I get that these buildings are pretty well blighted and in terrible shape, but that's not an excuse for coming up with something this jarring to replace them, even if you tear them down. Look at Cambridge - the Abbot Block and Mass+Main are both building stuff that fits in, the latter even building a replica of a notable building that couldn't make it structurally.

Bottom line: they did the bare minimum to meet the requirements placed on them before appealing straight to "modern office tenants." That's not about the sign, it's about the developers being horrible.

Yeah, I don't get Boston's attachment to that sign. It is Venezuela's national oil company and it is not like they have a big presence in MA.

Personally, I love it and think it adds a lot to the skyline. I would never buy gas there - oppressive regime and stuff - but we forgive that when we buy T trains from the Chinese, so why not here?
 
I love the sign and would very much like to see it preserved. But this proposal is complete garbage, ruining one of the last bits of Kenmore Square that ties it to the original version.
 
Since they're proposing this as commercial, which isn't one of Related's core businesses and using a couple of relatively low-caliber architectural firms, I wonder if they're planning to get this permitted then sell the project off to a commercial developer.

Beal does some good stuff (mostly their affordable housing work IMO) anytime they go near anything old the instinct is to obliterate it. And I am really wishing for more variety in the architects we see. Even someone nearby like Bruner Cott could probably do something better with this context. But Beal is big player and they will get what they want. And it wouldn't surprise me if the new building gets one of the rooftops signs that Marty likes to hand out all over the city.
 
This needs something similar to Atlantic (aka Russia) Wharf approach - gut and renovate City Convenience building and add a setback tower on top. Ideally it would be residential tower, but whatever works.
 
This is one of the worst proposals of the year. Easily.

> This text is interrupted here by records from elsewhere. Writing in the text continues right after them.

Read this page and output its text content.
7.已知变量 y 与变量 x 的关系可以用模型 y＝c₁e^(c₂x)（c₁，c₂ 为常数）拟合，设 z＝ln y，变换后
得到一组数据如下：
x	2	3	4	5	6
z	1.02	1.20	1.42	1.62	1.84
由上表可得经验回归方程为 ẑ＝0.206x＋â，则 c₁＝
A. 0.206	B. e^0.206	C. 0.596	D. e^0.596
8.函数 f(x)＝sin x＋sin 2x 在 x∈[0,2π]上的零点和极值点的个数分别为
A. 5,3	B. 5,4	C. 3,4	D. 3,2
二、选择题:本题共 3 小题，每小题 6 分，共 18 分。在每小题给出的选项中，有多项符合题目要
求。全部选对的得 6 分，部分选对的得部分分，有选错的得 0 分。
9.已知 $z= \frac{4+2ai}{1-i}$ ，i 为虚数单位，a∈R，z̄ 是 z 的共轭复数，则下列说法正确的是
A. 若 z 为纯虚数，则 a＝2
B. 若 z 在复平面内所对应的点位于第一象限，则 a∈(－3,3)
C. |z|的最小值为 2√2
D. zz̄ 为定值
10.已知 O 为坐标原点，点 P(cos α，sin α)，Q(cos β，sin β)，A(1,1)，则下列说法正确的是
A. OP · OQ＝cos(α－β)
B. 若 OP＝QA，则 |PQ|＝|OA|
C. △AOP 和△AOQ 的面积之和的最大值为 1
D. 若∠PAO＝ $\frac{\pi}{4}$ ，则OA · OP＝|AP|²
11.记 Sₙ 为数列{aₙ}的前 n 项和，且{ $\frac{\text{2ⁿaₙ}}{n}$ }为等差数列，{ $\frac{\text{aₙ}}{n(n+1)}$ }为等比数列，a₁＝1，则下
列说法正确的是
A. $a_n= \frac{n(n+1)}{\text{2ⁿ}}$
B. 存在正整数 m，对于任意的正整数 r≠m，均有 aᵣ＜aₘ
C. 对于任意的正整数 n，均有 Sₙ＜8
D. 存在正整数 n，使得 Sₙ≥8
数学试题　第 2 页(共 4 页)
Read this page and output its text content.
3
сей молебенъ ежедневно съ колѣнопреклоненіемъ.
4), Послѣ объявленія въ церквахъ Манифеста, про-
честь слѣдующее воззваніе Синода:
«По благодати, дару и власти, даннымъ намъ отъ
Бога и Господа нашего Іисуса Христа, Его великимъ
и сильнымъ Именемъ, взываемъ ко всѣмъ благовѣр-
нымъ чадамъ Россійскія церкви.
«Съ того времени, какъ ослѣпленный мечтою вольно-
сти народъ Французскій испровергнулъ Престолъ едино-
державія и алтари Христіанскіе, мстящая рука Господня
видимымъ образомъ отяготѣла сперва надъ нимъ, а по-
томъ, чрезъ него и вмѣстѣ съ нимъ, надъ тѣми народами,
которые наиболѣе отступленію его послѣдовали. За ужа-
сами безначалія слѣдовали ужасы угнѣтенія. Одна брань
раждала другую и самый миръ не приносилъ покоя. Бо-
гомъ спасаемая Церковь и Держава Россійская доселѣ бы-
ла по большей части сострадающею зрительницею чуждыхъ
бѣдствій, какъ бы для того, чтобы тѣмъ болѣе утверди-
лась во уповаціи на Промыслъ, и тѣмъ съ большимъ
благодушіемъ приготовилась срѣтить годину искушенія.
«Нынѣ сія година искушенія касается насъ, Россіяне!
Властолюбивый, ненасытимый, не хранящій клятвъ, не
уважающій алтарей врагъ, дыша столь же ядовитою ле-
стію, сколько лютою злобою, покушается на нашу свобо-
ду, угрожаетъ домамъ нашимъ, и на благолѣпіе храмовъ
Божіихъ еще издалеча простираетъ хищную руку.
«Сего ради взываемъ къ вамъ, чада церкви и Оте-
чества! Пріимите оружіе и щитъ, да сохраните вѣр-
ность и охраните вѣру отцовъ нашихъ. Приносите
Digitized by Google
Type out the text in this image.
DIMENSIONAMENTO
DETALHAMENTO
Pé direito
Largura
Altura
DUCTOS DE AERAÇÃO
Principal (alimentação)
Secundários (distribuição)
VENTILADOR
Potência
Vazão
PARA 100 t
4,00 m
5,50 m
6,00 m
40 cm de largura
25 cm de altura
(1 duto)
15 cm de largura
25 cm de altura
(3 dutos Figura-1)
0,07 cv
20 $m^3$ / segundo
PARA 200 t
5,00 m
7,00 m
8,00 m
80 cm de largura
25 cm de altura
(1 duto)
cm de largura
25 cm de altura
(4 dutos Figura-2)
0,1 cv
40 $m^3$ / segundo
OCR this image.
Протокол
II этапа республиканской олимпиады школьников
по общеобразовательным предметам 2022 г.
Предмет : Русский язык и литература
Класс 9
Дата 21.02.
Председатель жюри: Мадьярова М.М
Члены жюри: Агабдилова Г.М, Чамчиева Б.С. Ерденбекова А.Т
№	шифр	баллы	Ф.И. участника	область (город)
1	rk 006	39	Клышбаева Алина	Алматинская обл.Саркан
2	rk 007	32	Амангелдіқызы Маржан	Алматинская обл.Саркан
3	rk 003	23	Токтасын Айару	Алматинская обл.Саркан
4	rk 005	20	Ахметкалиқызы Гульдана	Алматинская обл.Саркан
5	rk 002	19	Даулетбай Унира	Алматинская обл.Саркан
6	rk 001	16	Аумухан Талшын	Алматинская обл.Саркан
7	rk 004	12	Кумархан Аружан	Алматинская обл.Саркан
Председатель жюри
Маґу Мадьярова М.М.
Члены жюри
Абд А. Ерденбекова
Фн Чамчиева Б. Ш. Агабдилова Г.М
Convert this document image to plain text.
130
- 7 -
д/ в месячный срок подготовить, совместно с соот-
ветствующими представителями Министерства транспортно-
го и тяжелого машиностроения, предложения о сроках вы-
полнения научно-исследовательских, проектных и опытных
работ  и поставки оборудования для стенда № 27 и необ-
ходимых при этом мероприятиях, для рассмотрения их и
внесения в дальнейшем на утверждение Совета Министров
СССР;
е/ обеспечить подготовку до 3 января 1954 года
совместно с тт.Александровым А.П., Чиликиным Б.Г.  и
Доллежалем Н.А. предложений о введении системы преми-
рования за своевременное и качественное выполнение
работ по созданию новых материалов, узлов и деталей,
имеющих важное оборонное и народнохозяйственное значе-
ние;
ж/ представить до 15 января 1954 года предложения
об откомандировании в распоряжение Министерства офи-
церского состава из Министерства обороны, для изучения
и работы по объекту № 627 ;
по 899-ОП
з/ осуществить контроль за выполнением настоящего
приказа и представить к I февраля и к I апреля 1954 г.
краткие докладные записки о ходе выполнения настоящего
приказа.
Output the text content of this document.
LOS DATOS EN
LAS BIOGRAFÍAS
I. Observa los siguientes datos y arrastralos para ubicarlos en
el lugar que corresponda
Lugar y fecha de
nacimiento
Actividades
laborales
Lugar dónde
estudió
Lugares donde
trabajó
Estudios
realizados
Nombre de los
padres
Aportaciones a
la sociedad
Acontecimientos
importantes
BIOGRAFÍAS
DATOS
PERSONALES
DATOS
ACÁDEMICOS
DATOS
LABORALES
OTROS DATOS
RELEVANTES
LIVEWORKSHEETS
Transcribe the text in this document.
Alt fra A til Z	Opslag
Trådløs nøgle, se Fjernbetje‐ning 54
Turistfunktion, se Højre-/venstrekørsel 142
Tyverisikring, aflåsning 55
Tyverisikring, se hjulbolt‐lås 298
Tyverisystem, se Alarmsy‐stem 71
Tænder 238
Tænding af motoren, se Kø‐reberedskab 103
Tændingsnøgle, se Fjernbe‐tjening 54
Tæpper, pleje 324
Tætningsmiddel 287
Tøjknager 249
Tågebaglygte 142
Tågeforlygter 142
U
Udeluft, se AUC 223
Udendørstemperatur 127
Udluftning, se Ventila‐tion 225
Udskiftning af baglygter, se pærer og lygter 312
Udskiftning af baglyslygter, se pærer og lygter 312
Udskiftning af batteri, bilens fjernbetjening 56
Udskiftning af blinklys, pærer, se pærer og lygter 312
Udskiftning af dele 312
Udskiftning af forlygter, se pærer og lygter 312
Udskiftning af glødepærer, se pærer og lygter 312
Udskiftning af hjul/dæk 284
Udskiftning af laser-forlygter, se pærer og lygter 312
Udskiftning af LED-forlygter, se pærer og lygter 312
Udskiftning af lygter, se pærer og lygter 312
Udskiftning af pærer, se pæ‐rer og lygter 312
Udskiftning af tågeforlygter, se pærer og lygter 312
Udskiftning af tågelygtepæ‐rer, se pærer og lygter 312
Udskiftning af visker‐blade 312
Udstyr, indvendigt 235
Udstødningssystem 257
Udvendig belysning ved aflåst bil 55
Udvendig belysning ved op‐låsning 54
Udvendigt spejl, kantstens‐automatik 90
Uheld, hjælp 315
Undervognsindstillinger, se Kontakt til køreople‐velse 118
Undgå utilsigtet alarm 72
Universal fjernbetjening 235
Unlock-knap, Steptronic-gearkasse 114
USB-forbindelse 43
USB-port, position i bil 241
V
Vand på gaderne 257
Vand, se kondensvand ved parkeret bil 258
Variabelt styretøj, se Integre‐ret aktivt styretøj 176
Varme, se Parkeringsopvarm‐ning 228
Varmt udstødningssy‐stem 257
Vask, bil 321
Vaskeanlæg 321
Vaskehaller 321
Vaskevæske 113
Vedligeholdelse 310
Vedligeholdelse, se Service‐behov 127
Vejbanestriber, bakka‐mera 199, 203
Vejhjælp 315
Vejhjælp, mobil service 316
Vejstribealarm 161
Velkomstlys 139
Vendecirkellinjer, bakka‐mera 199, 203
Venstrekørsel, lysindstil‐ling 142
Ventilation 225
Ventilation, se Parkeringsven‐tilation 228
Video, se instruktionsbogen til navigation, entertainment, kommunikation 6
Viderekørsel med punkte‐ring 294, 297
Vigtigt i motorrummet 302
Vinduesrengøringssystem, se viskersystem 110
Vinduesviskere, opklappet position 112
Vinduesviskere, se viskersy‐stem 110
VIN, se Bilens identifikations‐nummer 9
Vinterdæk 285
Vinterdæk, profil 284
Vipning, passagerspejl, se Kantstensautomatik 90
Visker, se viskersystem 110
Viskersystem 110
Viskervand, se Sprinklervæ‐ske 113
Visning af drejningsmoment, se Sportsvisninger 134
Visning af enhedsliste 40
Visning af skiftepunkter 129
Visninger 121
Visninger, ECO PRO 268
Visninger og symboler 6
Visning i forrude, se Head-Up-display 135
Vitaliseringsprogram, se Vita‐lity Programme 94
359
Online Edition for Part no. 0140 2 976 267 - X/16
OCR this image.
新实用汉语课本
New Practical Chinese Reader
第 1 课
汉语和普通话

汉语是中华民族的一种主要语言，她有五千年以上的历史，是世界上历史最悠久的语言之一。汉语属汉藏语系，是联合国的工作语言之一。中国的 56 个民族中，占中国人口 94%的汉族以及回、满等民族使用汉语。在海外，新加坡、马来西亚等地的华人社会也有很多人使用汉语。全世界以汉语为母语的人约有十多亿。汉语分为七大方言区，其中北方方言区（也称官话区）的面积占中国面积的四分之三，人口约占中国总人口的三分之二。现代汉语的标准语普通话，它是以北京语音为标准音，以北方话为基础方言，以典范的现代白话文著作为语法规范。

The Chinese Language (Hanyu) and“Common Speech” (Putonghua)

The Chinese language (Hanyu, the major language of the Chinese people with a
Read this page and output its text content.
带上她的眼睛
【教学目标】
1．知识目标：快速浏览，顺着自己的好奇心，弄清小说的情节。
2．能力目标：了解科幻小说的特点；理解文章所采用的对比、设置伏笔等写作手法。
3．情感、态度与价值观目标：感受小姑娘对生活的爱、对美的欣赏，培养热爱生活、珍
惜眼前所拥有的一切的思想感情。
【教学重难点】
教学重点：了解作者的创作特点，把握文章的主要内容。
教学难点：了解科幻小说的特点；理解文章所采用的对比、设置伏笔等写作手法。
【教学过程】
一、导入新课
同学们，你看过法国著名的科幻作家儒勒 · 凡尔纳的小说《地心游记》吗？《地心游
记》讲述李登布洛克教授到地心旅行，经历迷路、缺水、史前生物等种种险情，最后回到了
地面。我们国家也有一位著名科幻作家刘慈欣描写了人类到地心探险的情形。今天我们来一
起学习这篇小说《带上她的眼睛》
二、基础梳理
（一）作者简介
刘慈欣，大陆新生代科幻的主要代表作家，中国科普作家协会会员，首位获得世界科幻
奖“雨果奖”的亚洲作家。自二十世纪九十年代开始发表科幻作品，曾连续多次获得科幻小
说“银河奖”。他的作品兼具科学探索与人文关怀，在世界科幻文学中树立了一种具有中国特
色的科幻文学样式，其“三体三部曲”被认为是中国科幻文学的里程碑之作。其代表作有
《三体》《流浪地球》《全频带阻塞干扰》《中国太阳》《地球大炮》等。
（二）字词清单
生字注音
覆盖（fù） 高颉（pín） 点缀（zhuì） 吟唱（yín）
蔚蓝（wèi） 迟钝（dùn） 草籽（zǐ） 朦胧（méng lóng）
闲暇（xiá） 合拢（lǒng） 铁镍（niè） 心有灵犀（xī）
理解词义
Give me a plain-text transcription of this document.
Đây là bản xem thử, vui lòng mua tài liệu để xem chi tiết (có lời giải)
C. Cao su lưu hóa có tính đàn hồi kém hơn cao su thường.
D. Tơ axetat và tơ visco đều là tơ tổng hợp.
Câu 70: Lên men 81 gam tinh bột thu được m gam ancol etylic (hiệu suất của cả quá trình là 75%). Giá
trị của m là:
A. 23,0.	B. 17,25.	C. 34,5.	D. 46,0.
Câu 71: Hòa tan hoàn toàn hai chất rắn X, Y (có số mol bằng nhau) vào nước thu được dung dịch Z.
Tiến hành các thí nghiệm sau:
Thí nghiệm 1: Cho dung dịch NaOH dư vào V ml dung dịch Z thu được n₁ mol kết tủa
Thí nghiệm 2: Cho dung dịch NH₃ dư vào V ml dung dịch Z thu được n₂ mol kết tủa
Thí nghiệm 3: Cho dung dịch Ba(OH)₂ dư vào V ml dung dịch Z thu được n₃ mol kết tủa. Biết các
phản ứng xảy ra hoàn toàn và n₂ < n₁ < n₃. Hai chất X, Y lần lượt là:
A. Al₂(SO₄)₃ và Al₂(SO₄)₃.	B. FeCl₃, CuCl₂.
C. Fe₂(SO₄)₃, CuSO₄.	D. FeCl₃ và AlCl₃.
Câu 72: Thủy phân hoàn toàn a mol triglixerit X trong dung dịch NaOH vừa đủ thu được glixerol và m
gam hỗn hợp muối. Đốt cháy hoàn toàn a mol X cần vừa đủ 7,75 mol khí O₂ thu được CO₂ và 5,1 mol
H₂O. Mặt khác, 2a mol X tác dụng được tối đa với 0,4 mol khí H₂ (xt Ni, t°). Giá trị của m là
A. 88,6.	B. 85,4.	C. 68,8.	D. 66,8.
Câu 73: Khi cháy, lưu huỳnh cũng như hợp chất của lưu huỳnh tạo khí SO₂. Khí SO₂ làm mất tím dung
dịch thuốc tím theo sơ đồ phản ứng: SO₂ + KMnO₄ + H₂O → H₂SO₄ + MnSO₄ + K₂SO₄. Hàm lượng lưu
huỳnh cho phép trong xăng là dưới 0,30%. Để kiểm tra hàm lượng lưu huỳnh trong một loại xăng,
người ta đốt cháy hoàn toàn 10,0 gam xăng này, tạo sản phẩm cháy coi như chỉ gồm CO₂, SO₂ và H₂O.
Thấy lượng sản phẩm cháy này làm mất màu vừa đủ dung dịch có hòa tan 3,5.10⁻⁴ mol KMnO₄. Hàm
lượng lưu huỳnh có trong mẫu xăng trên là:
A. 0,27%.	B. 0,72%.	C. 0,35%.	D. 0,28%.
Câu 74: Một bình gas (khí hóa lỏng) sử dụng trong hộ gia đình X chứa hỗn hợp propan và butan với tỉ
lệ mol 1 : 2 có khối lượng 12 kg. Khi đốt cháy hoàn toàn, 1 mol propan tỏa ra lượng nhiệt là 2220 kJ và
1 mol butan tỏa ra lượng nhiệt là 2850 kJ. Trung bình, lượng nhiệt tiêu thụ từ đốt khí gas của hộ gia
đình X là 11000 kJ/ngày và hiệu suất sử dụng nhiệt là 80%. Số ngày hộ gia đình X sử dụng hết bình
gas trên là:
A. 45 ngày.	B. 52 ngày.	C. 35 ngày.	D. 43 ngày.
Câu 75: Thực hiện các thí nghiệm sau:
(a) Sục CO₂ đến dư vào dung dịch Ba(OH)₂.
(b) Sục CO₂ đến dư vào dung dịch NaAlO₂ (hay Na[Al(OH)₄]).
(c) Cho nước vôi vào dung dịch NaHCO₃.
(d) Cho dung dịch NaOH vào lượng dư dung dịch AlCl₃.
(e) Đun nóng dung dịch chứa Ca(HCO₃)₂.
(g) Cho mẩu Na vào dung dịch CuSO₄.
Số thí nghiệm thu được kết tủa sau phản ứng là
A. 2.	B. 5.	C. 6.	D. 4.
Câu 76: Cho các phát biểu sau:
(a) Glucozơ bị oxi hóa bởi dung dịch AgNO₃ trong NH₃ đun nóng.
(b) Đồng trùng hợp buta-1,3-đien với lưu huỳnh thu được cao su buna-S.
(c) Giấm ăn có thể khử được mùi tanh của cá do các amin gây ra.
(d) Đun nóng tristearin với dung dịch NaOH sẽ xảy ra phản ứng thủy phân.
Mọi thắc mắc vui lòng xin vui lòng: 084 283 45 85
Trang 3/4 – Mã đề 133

You're being too kind. This is the worst proposal in SEVERAL years.

I'm now convinced Bin Laden's death was faked and he is living undercover as the developer of this project.
 
This needs something similar to Atlantic (aka Russia) Wharf approach - gut and renovate City Convenience building and add a setback tower on top. Ideally it would be residential tower, but whatever works.
Even a facadectomy would be better.
 
Wrong thread -- previous post redacted.

Also, this proposal blows goats.
 
Last edited:
As someone said a while back, Urban Renewal never really stopped in Boston. it was just privatized.
 
This kind of lazy architecture belongs in the Seaport not Kenmore Square.
 
Yeah, I don't get Boston's attachment to that sign. It is Venezuela's national oil company and it is not like they have a big presence in MA.

It's the hazy summer nights that you, your parents, their parents, spent at Fenway. It's your signpost when drunk wandering the Kenmore area after the clubs closed. It's a rare bit of color on an otherwise austere night skyline, reflecting in all directions on the Charles. It's also the only blinkie lights we've got going on, when it comes to Boston's endless NYC fetishism/hatred; "You've got Times Square, yea, well we've got one sign too!". Woo!

It is, quintessentially part of the Boston psyche.
 
Baseball is a sport of nostalgia. For every one person who goes to Fenway who's really read up on the day's game and thoroughly wants to follow it, five others go for the "experience" - which often comes down "I remember being here as a kid!" The Citgo sign isn't sacred, exactly, but it's a part of that sacred experience. It isn't about the sign. No similar outcry about the Shell sign on Memorial Drive. It's a unique and cherished part of the Kenmore Square experience - indeed, for wayfinding throughout the city - and that's a great success of placemaking.

So, keep "a" neon sign there. It doesn't need to be a Citgo ad.